Два длинных зала тянулись параллельно друг другу с востока на запад. Именно здесь находилось большинство экспонатов, хотя они составляли лишь незначительную часть от общего фонда музея. Основная часть коллекции содержалась в хранилищах, куда можно было попасть через дверь в середине дальней стены южного зала. Из каждого угла обоих залов поднимались вверх железные винтовые лестницы с гладкими, выкрашенными черной краской ступенями. Наверху все лестницы соединялись галереей, опоясывающей музей по периметру. Стены галереи были сплошь заставлены стеллажами, на которых размещалось почти тридцать тысяч томов. Все окна в музее, за исключением кабинета Гудпастчера, находились в куполе или на потолке.

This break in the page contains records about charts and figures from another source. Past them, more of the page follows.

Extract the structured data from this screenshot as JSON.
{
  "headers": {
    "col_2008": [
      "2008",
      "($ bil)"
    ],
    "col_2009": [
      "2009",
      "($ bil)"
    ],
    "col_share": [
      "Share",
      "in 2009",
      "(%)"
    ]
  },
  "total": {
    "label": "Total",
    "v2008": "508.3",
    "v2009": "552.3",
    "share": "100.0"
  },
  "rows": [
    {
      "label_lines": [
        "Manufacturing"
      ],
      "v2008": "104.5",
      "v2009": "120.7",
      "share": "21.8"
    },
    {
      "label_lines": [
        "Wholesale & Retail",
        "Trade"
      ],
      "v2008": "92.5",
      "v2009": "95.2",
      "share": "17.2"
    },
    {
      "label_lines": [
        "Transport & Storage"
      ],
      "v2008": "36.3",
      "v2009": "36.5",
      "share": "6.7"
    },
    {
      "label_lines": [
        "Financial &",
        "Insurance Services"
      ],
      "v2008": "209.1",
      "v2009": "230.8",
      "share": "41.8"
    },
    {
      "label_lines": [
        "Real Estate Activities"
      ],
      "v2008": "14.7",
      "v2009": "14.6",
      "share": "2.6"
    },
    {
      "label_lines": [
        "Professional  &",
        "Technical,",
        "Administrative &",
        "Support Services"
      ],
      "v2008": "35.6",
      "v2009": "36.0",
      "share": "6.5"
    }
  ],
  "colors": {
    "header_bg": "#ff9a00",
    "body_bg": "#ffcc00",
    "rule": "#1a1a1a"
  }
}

Здание музея было величественным сооружением, которое идеально соответствовало своему назначению. Гудпастчер, изучивший историю музея и проникшийся его духом, был готов при любой возможности прочитать лекцию об академической атмосфере заведения, ощущении истории, достойных и великих людях (в основном мужского пола), работавших в этих залах или постигавших здесь азы науки, и т. д. и т. п. всякому, кто соглашался его слушать. Впрочем, большинство из тех, кого Гудпастчер считал благодарными слушателями, лишь притворялись таковыми: чаще всего, стоило только Гудпастчеру завести свою песнь, живой интерес в собеседнике усыхал подобно конечности, которой перестали пользоваться.
Никто даже не пытался переделать Гудпастчера. Все его нервные окончания были направлены в одну сторону, сухожилия не сгибались, принципы, которые он исповедовал, не могла поколебать никакая человеческая сила, а его взгляд на мир, подобно телескопу, сосредоточивался на рассматриваемом объекте, многократно увеличивая его в размерах. С точки зрения Айзенменгера, все достоинства Гудпастчера пропадали даром, ибо Господь Бог (или кто там из высших существ был ответствен за появление этого маленького человека в маленьком мире) не позаботился наделить его чувством юмора — той смазкой, из-за отсутствия которой он постоянно раздражал всех вокруг. Очевидно, в лаборатории, где приспешники Всевышнего сконструировали Гудпастчера с его усами, перхотью, сухой жесткой кожей (желтизну которой было невозможно устранить никакими косметическими средствами) и изначально испорченным вкусом, не нашлось ни грамма иронии. Это не только погубило самого Гудпастчера, но и заставляло Айзенменгера постоянно ощущать чувство вины за то, что он не испытывает к нему ни малейшего сочувствия.
Большинство людей относились к Гудпастчеру либо с раздражением, либо с насмешкой — в зависимости от их взглядов на жизнь. Например, тот факт, что куратор, обращаясь к главе отделения гистопатологии Бэзилу Расселу, внушавшему всем благоговейный страх и искреннюю ненависть, так и не научился употреблять слово «профессор», изводил Рассела, словно гнойный нарыв в боку, и в то же время служил источником тихой радости для Айзенменгера.